The option of me going back to work so early and leaving Milo with a nanny or daycare was not something we planned on or liked the idea of. However, It just doesn't make sense for Milo and I to stay in this situation where we are barely tolerated and clearly unwanted. Karin and I both hope I find an actual good man one day to set healthy strong examples for Milo and will love us both the way we deserve. My luck with men though, I'm not going to hold my breath for that either. I'm glad Karin is smart enough to not be one of those people who chooses a side, she chooses what's right and I respect that. That makes it much easier for us to be friends. I don't think I could take it if she was jaded by Michael being her son and not seeing the reality that is life.

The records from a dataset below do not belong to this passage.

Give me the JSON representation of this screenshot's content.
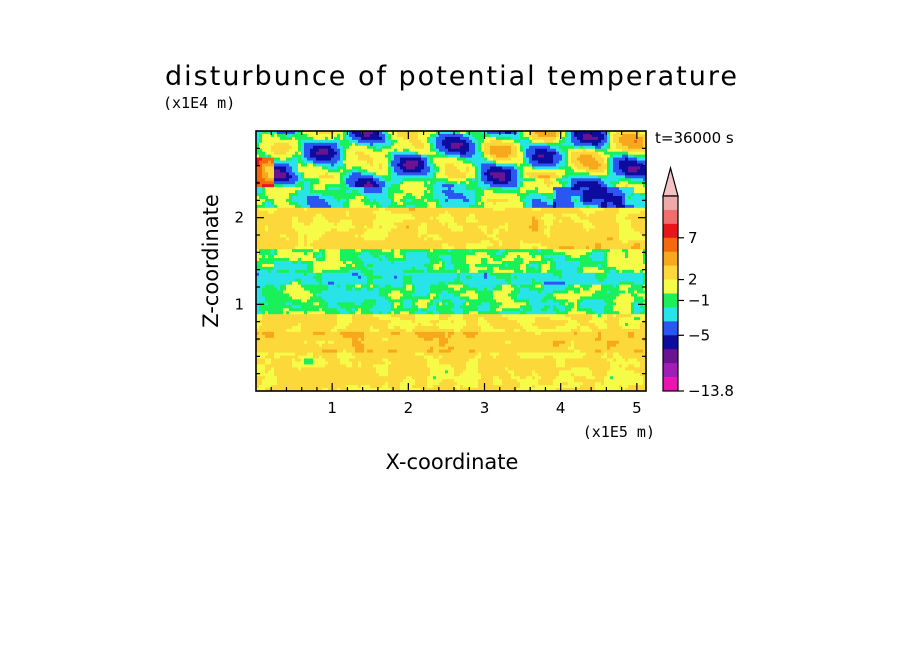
{
  "chart_data": {
    "type": "heatmap",
    "title": "disturbunce of potential temperature",
    "time_label": "t=36000 s",
    "xlabel": "X-coordinate",
    "ylabel": "Z-coordinate",
    "x_unit": "(x1E5 m)",
    "y_unit": "(x1E4 m)",
    "xlim": [
      0,
      5.12
    ],
    "ylim": [
      0,
      3.0
    ],
    "x_ticks": [
      {
        "value": 1,
        "label": "1"
      },
      {
        "value": 2,
        "label": "2"
      },
      {
        "value": 3,
        "label": "3"
      },
      {
        "value": 4,
        "label": "4"
      },
      {
        "value": 5,
        "label": "5"
      }
    ],
    "y_ticks": [
      {
        "value": 1,
        "label": "1"
      },
      {
        "value": 2,
        "label": "2"
      }
    ],
    "colorbar": {
      "labels": [
        {
          "value": 7,
          "label": "7"
        },
        {
          "value": 2,
          "label": "2"
        },
        {
          "value": -1,
          "label": "−1"
        },
        {
          "value": -5,
          "label": "−5"
        },
        {
          "value": -13.8,
          "label": "−13.8"
        }
      ],
      "bins": [
        {
          "color": "#f0a9a9"
        },
        {
          "color": "#f26d6d"
        },
        {
          "color": "#e8151b"
        },
        {
          "color": "#f5680c"
        },
        {
          "color": "#f7a81c"
        },
        {
          "color": "#fcd83b"
        },
        {
          "color": "#f6fb47"
        },
        {
          "color": "#19f05a"
        },
        {
          "color": "#28e4e8"
        },
        {
          "color": "#2c56f2"
        },
        {
          "color": "#0d0c9e"
        },
        {
          "color": "#6a1492"
        },
        {
          "color": "#a01db8"
        },
        {
          "color": "#ec14b0"
        }
      ],
      "extend_top_color": "#f4c2c2"
    },
    "field_description_levels": [
      {
        "z_from": 0.0,
        "z_to": 0.9,
        "dominant": "#f6fb47",
        "secondary": "#fcd83b"
      },
      {
        "z_from": 0.9,
        "z_to": 1.6,
        "dominant": "#19f05a",
        "secondary": "#f6fb47"
      },
      {
        "z_from": 1.6,
        "z_to": 2.1,
        "dominant": "#f6fb47",
        "secondary": "#19f05a"
      },
      {
        "z_from": 2.1,
        "z_to": 3.0,
        "dominant": "#19f05a",
        "secondary": "#2c56f2"
      }
    ]
  }
}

No matter how bad things are now I have faith everything will work out in one way or another. I have completely given up on Michael and lost all the respect I have falsely built up in my head for him. I think it will be much better for me and the baby to have my energy refocused on us and our happiness. Dealing with the hormonal changes and variety of emotions that come with pregnancy is hard. Especially, when your only support system is yourself. Not every part of pregnancy and/or life is good for anyone. I fully believe the ups and downs help us to appreciate the times that are good and give us hope when times are low. I know at least I will love my son even if his father does not and I my only hope is that I am good enough for him.